'Grinding poverty' leaving hundreds too poor to wash

CAP

New research released today has shown that some of the UK's poorest families can no longer afford to heat water to wash themselves.

Debt charity Christians Against Poverty (CAP) has released statistics showing that of over 1,000 clients asked, 8 per cent percent had struggled to pay for hot water due to debt.

Furthermore, 50 per cent hadn't enough money to heat their home, 24 per cent couldn't always afford to cook hot meals and 16 per cent couldn't run a washing machine.

"Fuel poverty isn't just about keeping warm, vital as that is," Matt Barlow, chief executive of CAP, said of the survey results.

"It's about the grinding poverty that calls people to make impossible choices like do I make a hot meal or bath the kids. Will I run out of electricity if I use the washing machine?"

CAP client Jo was forced to survive on food parcels and feed her five children cold food because she couldn't afford to pay the bills.

"When we didn't have electric, we'd just eat sandwiches and rubbish," she recalled.

"One time my little boy ate cold beans. I used to eat cold beans but I never wanted my children to have to but he said 'Mum, I don't want sandwiches'. I didn't have electric so he had cold beans and two slices of bread."

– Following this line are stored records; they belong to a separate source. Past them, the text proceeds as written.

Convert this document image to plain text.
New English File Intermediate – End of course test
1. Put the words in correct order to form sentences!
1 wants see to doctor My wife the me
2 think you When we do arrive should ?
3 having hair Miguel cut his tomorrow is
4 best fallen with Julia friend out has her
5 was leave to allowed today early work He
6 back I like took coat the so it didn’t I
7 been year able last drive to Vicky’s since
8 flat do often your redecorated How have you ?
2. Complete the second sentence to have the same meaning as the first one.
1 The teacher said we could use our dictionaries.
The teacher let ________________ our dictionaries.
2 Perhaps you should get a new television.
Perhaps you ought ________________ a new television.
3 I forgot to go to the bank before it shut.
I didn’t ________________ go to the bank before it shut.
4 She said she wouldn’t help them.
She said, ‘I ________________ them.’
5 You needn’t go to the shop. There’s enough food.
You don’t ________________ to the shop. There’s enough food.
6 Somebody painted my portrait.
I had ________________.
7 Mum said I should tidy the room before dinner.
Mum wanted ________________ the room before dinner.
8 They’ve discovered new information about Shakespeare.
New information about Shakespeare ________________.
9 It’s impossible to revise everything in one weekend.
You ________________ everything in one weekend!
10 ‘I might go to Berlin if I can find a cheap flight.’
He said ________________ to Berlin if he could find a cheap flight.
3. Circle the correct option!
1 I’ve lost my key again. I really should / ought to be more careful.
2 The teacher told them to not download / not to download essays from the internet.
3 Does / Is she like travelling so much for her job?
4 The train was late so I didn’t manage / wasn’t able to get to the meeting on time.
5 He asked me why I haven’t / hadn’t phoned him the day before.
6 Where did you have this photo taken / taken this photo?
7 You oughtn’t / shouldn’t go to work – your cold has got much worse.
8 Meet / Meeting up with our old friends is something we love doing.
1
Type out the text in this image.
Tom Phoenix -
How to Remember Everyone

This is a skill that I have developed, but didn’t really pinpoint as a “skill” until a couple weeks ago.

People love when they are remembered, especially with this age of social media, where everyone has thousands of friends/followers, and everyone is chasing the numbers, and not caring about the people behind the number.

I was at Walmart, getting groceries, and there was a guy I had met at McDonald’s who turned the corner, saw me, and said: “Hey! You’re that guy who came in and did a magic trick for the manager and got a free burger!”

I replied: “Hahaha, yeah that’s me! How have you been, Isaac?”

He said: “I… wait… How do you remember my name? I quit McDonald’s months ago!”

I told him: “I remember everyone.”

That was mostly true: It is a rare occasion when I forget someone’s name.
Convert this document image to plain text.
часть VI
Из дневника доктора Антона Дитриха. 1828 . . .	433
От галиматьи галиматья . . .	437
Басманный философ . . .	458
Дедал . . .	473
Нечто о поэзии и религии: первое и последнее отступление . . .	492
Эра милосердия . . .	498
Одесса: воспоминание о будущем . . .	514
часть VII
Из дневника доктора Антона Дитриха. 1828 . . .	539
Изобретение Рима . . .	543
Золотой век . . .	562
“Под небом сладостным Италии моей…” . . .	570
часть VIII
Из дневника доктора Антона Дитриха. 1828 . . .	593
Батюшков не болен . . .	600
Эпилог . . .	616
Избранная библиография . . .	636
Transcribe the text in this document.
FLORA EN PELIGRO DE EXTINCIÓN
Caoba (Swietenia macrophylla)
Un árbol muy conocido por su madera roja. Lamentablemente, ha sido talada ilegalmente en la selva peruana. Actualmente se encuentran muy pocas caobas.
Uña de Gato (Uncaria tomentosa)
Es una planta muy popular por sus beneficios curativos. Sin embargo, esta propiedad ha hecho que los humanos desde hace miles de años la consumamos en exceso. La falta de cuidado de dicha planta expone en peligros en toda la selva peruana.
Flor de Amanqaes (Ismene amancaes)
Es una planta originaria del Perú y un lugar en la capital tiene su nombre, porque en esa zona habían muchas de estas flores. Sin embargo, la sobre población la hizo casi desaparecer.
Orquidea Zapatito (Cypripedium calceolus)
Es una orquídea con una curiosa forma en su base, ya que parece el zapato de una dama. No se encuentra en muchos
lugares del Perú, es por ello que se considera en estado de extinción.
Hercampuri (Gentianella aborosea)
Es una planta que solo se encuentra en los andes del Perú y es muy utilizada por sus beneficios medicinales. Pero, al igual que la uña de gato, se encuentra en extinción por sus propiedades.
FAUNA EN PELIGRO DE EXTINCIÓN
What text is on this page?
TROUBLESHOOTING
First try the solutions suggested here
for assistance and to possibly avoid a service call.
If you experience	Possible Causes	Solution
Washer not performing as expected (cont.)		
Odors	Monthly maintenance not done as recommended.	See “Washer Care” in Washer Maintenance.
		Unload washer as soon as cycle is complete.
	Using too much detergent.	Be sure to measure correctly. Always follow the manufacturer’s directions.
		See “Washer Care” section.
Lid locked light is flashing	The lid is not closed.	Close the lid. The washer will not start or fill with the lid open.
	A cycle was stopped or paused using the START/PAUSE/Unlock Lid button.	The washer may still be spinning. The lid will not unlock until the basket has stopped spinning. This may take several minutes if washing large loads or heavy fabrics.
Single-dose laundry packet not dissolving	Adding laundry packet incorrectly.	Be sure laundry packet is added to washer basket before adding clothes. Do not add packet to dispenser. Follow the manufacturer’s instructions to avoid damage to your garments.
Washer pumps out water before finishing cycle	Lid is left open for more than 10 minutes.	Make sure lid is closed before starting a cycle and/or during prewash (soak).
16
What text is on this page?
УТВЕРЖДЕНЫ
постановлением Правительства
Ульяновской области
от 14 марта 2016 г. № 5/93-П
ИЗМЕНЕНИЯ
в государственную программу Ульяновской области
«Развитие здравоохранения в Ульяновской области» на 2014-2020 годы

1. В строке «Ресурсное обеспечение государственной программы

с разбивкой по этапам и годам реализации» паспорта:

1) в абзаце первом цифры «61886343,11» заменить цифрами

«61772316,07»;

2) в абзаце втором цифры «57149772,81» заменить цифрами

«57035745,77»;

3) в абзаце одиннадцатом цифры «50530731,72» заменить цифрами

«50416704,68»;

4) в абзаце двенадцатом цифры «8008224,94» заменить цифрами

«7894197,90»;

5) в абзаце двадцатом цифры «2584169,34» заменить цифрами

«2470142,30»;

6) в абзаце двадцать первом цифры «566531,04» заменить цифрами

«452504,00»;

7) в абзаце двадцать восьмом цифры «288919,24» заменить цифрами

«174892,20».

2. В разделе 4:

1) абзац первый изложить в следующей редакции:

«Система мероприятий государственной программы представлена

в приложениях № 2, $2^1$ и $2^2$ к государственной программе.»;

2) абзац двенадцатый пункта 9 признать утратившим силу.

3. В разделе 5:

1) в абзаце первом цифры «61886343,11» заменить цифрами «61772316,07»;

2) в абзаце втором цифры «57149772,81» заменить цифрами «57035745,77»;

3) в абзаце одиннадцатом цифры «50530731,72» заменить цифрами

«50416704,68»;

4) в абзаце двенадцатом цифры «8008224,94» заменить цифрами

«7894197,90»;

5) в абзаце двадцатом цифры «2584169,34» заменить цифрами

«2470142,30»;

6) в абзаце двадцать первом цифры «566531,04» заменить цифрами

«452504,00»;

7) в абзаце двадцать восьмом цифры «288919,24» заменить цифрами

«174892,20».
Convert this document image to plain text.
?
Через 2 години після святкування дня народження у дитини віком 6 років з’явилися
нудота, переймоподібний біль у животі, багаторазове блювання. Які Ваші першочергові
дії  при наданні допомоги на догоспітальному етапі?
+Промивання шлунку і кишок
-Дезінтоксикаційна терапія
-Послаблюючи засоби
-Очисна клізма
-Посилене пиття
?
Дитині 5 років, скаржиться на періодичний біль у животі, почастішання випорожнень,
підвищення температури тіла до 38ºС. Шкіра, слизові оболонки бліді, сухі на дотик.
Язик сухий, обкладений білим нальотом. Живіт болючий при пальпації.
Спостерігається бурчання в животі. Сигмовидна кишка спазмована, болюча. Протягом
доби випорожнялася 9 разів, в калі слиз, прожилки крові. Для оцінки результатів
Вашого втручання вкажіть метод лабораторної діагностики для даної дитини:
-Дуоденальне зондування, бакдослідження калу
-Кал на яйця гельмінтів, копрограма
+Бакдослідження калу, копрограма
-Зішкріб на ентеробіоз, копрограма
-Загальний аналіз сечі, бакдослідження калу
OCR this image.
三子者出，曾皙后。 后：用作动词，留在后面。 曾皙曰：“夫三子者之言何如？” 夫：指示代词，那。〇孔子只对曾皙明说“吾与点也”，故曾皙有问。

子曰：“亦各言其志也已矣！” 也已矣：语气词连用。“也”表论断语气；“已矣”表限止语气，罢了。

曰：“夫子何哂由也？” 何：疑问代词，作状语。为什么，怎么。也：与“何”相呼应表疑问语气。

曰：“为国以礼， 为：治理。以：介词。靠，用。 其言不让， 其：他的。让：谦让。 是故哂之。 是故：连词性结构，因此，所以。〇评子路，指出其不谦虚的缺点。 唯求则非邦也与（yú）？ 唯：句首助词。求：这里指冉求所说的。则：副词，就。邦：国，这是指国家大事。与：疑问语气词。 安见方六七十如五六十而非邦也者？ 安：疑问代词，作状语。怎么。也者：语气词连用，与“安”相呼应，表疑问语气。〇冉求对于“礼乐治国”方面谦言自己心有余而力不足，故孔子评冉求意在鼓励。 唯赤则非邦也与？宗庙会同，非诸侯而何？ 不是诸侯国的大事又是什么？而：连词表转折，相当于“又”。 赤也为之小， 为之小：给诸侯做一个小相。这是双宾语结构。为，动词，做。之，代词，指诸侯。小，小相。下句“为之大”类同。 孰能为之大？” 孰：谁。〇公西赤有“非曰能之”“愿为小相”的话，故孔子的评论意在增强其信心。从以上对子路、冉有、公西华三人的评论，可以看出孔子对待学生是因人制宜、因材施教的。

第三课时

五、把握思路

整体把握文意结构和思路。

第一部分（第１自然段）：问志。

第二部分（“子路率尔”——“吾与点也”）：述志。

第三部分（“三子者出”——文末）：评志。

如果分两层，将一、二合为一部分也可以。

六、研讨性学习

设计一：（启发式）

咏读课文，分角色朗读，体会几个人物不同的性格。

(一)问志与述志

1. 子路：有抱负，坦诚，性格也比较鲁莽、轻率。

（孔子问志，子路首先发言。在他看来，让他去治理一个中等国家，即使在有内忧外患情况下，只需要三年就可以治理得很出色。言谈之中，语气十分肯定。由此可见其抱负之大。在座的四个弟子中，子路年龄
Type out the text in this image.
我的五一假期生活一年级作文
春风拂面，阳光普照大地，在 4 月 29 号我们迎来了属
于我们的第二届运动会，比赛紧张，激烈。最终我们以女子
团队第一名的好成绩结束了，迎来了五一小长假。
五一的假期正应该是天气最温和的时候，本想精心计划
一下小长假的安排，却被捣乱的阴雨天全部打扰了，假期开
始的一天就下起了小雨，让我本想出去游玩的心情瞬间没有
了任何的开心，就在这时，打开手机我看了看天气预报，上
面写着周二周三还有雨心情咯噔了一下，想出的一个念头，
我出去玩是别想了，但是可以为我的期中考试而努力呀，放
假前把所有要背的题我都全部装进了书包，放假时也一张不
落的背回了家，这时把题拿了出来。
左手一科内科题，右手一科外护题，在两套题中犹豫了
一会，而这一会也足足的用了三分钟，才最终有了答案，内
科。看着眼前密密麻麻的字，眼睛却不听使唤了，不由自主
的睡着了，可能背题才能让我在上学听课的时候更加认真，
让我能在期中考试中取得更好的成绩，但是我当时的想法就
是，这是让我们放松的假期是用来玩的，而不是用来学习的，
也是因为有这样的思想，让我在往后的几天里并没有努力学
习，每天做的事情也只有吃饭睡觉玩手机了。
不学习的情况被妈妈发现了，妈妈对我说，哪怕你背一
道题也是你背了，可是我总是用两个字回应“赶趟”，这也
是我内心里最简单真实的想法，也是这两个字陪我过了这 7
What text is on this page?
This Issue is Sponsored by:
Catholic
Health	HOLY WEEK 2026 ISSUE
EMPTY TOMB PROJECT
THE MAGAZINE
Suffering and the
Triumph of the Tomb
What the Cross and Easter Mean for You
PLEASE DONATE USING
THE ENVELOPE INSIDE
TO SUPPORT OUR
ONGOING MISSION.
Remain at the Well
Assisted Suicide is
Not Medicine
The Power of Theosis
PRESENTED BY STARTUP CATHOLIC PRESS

Fuel poverty also left Jo without the means to wash her family's clothes or put the heating on in cold weather. "We were always robbing Peter to pay Paul. It knocks your confidence," she said.

"Same goes for the struggle to eat, it makes everyone miserable. Often, me and my partner have gone without so the children can eat. It does something mentally to you, it's really miserable."

Barlow has expressed concern for those most vulnerable ahead of the coming winter in particular. "As we head into the colder months, our concerns are for the people who can't afford to put the heating on and can't get a hot meal inside them either," he said.

"We don't yet know if it will be a hard winter but if it is, some people simply won't survive that kind of hardship."

CAP has also criticised the use of expensive pay-as-you-go energy metres, which often mean the poorest people are hit with bigger charges.

"We hear again and again about the poverty premium, but here is the evidence," Barlow added.

"The same people who were living with the indignity of not washing themselves and their clothes were actually paying more for their energy which is a terrible injustice."

300 policy makers, experts and practitioners are meeting today in Scarborough to discuss fuel poverty and a relevant response strategy to help those most in need.

Hosted by National Energy Action, which is working to eradicate fuel poverty, the conference will also feature a keynote address from Ed Davey, Secretary of State for Energy and Climate Change.